Was shopping at Toys R Us for my daughter's coming birthday and saw this out on the shelves - my mind kicked right into HAUNT mode. I may pick this up to see how hackable it is.

http://www.toysrus.com/product/index.jsp?productId=2945343

But at nearly 45 bucks not sure if it's worth it just to reverse engineer.

-TM


----------



## joker (Sep 25, 2007)

I saw that on TV the other day and wondered the same thing. Of course they didn't give a price and wasn't sure it was even a purchasable item or just a prop added for the commercial.


----------



## Sickie Ickie (Jun 20, 2006)

I was in the film, but never saw the costume. Go figure.


----------



## skeletonowl (Aug 8, 2006)

i'm not sure if that would be worth it...doesn't look to good quality of a product...
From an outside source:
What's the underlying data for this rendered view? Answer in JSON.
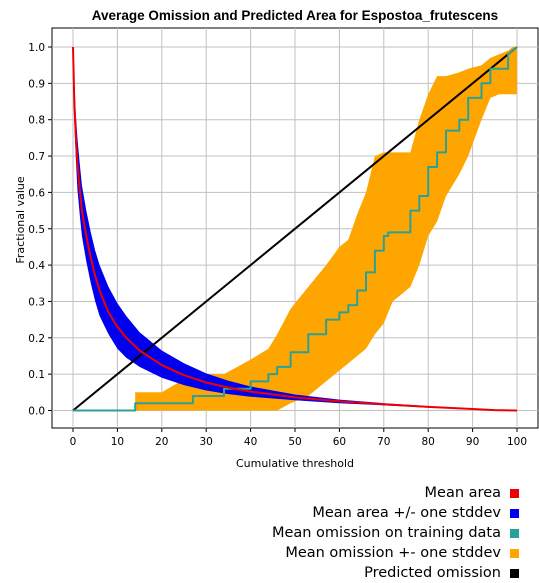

and Sickie you were in Dark Knight? What extra what scene? I'm going to probably see it again.


----------



## Sickie Ickie (Jun 20, 2006)

When Harvey Dent is at the podium at the town hall talking to the reporters and mentioning what he had for breakfast. heh I'm a photojournalist with large camera kneeling in front.
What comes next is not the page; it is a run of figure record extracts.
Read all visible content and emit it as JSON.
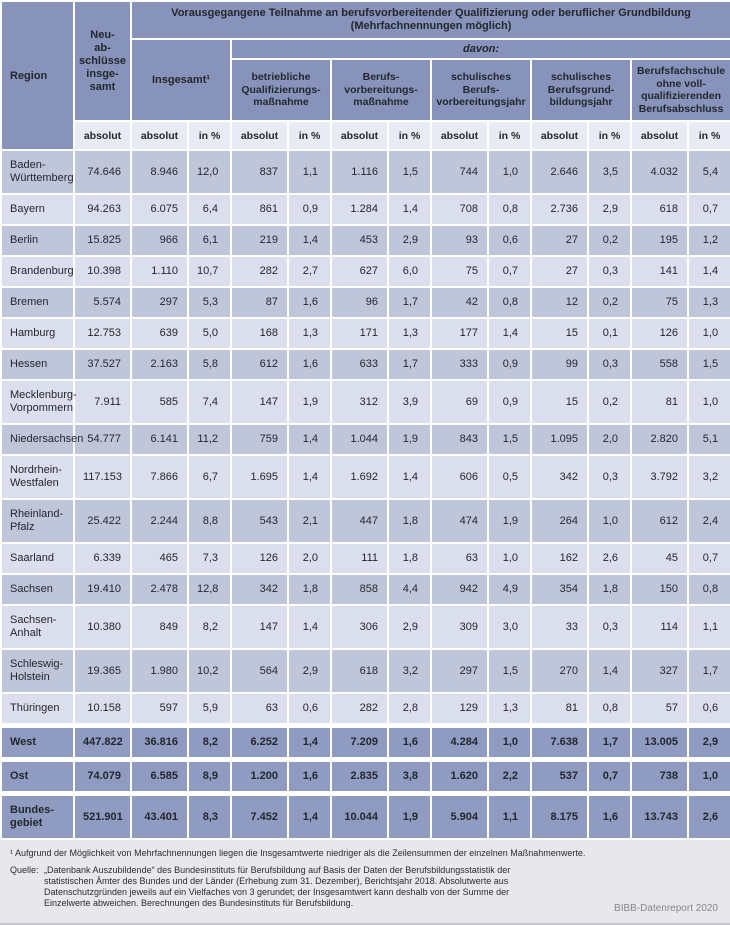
{
  "header": {
    "region_label": "Region",
    "neuabschluesse_label": "Neu-\nab-\nschlüsse\ninsge-\nsamt",
    "main_title": "Vorausgegangene Teilnahme an berufsvorbereitender Qualifizierung oder beruflicher Grundbildung\n(Mehrfachnennungen möglich)",
    "insgesamt_label": "Insgesamt¹",
    "davon_label": "davon:",
    "group_headers": [
      "betriebliche\nQualifizierungs-\nmaßnahme",
      "Berufs-\nvorbereitungs-\nmaßnahme",
      "schulisches\nBerufs-\nvorbereitungsjahr",
      "schulisches\nBerufsgrund-\nbildungsjahr",
      "Berufsfachschule\nohne voll-\nqualifizierenden\nBerufsabschluss"
    ],
    "units": [
      "absolut",
      "absolut",
      "in %",
      "absolut",
      "in %",
      "absolut",
      "in %",
      "absolut",
      "in %",
      "absolut",
      "in %",
      "absolut",
      "in %"
    ]
  },
  "rows": [
    {
      "region": "Baden-\nWürttemberg",
      "type": "land",
      "values": [
        "74.646",
        "8.946",
        "12,0",
        "837",
        "1,1",
        "1.116",
        "1,5",
        "744",
        "1,0",
        "2.646",
        "3,5",
        "4.032",
        "5,4"
      ]
    },
    {
      "region": "Bayern",
      "type": "land",
      "values": [
        "94.263",
        "6.075",
        "6,4",
        "861",
        "0,9",
        "1.284",
        "1,4",
        "708",
        "0,8",
        "2.736",
        "2,9",
        "618",
        "0,7"
      ]
    },
    {
      "region": "Berlin",
      "type": "land",
      "values": [
        "15.825",
        "966",
        "6,1",
        "219",
        "1,4",
        "453",
        "2,9",
        "93",
        "0,6",
        "27",
        "0,2",
        "195",
        "1,2"
      ]
    },
    {
      "region": "Brandenburg",
      "type": "land",
      "values": [
        "10.398",
        "1.110",
        "10,7",
        "282",
        "2,7",
        "627",
        "6,0",
        "75",
        "0,7",
        "27",
        "0,3",
        "141",
        "1,4"
      ]
    },
    {
      "region": "Bremen",
      "type": "land",
      "values": [
        "5.574",
        "297",
        "5,3",
        "87",
        "1,6",
        "96",
        "1,7",
        "42",
        "0,8",
        "12",
        "0,2",
        "75",
        "1,3"
      ]
    },
    {
      "region": "Hamburg",
      "type": "land",
      "values": [
        "12.753",
        "639",
        "5,0",
        "168",
        "1,3",
        "171",
        "1,3",
        "177",
        "1,4",
        "15",
        "0,1",
        "126",
        "1,0"
      ]
    },
    {
      "region": "Hessen",
      "type": "land",
      "values": [
        "37.527",
        "2.163",
        "5,8",
        "612",
        "1,6",
        "633",
        "1,7",
        "333",
        "0,9",
        "99",
        "0,3",
        "558",
        "1,5"
      ]
    },
    {
      "region": "Mecklenburg-\nVorpommern",
      "type": "land",
      "values": [
        "7.911",
        "585",
        "7,4",
        "147",
        "1,9",
        "312",
        "3,9",
        "69",
        "0,9",
        "15",
        "0,2",
        "81",
        "1,0"
      ]
    },
    {
      "region": "Niedersachsen",
      "type": "land",
      "values": [
        "54.777",
        "6.141",
        "11,2",
        "759",
        "1,4",
        "1.044",
        "1,9",
        "843",
        "1,5",
        "1.095",
        "2,0",
        "2.820",
        "5,1"
      ]
    },
    {
      "region": "Nordrhein-\nWestfalen",
      "type": "land",
      "values": [
        "117.153",
        "7.866",
        "6,7",
        "1.695",
        "1,4",
        "1.692",
        "1,4",
        "606",
        "0,5",
        "342",
        "0,3",
        "3.792",
        "3,2"
      ]
    },
    {
      "region": "Rheinland-\nPfalz",
      "type": "land",
      "values": [
        "25.422",
        "2.244",
        "8,8",
        "543",
        "2,1",
        "447",
        "1,8",
        "474",
        "1,9",
        "264",
        "1,0",
        "612",
        "2,4"
      ]
    },
    {
      "region": "Saarland",
      "type": "land",
      "values": [
        "6.339",
        "465",
        "7,3",
        "126",
        "2,0",
        "111",
        "1,8",
        "63",
        "1,0",
        "162",
        "2,6",
        "45",
        "0,7"
      ]
    },
    {
      "region": "Sachsen",
      "type": "land",
      "values": [
        "19.410",
        "2.478",
        "12,8",
        "342",
        "1,8",
        "858",
        "4,4",
        "942",
        "4,9",
        "354",
        "1,8",
        "150",
        "0,8"
      ]
    },
    {
      "region": "Sachsen-\nAnhalt",
      "type": "land",
      "values": [
        "10.380",
        "849",
        "8,2",
        "147",
        "1,4",
        "306",
        "2,9",
        "309",
        "3,0",
        "33",
        "0,3",
        "114",
        "1,1"
      ]
    },
    {
      "region": "Schleswig-\nHolstein",
      "type": "land",
      "values": [
        "19.365",
        "1.980",
        "10,2",
        "564",
        "2,9",
        "618",
        "3,2",
        "297",
        "1,5",
        "270",
        "1,4",
        "327",
        "1,7"
      ]
    },
    {
      "region": "Thüringen",
      "type": "land",
      "values": [
        "10.158",
        "597",
        "5,9",
        "63",
        "0,6",
        "282",
        "2,8",
        "129",
        "1,3",
        "81",
        "0,8",
        "57",
        "0,6"
      ]
    },
    {
      "region": "West",
      "type": "summary",
      "values": [
        "447.822",
        "36.816",
        "8,2",
        "6.252",
        "1,4",
        "7.209",
        "1,6",
        "4.284",
        "1,0",
        "7.638",
        "1,7",
        "13.005",
        "2,9"
      ]
    },
    {
      "region": "Ost",
      "type": "summary",
      "values": [
        "74.079",
        "6.585",
        "8,9",
        "1.200",
        "1,6",
        "2.835",
        "3,8",
        "1.620",
        "2,2",
        "537",
        "0,7",
        "738",
        "1,0"
      ]
    },
    {
      "region": "Bundes-\ngebiet",
      "type": "summary",
      "values": [
        "521.901",
        "43.401",
        "8,3",
        "7.452",
        "1,4",
        "10.044",
        "1,9",
        "5.904",
        "1,1",
        "8.175",
        "1,6",
        "13.743",
        "2,6"
      ]
    }
  ],
  "footer": {
    "footnote": "¹ Aufgrund der Möglichkeit von Mehrfachnennungen liegen die Insgesamtwerte niedriger als die Zeilensummen der einzelnen Maßnahmenwerte.",
    "source_label": "Quelle:",
    "source_text": "„Datenbank Auszubildende“ des Bundesinstituts für Berufsbildung auf Basis der Daten der Berufsbildungsstatistik der\nstatistischen Ämter des Bundes und der Länder (Erhebung zum 31. Dezember), Berichtsjahr 2018. Absolutwerte aus\nDatenschutzgründen jeweils auf ein Vielfaches von 3 gerundet; der Insgesamtwert kann deshalb von der Summe der\nEinzelwerte abweichen. Berechnungen des Bundesinstituts für Berufsbildung.",
    "credit": "BIBB-Datenreport 2020"
  },
  "colors": {
    "header_bg": "#8793ba",
    "row_dark": "#bfc6da",
    "row_light": "#dbdeec",
    "unit_row_bg": "#e9ebf4",
    "summary_bg": "#8f9bc0",
    "footer_bg": "#e8e8ec",
    "text": "#23272e",
    "credit_text": "#85868c"
  }
}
Also I was walking in front of the ballet theatre that was closed. I was in a group of three and walked in front of him and his gal when they step from the limo.


----------



## SpectreTTM (Aug 22, 2005)

Reminds me of this place.

Pricey but considering the work to produce them I think it's 
Good deal

http://community-2.webtv.net/wingsandthings1/WingsandCostumes/


----------



## Terrormaster (Sep 27, 2007)

Wow SI - anything else you were an extra in we should know about 

-TM


----------



## Sickie Ickie (Jun 20, 2006)

I was in Fred Claus, but ya can't see me. LOL Got $150 for the day, though.


----------



## Dr Morbius (Sep 21, 2004)

Sickie Ickie said:


> When Harvey Dent is at the podium at the town hall talking to the reporters and mentioning what he had for breakfast. heh I'm a photojournalist with large camera kneeling in front.
> 
> Also I was walking in front of the ballet theatre that was closed. I was in a group of three and walked in front of him and his gal when they step from the limo.


Holy wow! Sounds like you have some storys to tell. How cool is that?


----------



## Aelwyn (Jul 7, 2008)

SI: That's so cool. I'll look for you when I go to see the film.

As for retractable wings, those look cruddy. There are TONS of links on how to make your own that are easily adjusted to make them like bat wings....

http://www.instructables.com/id/How-to-make-a-pair-of-Angel-Wings
http://www.cosplay.com/showthread.php?t=23650




http://www.cosplaywiki.org/index.php/Wings


----------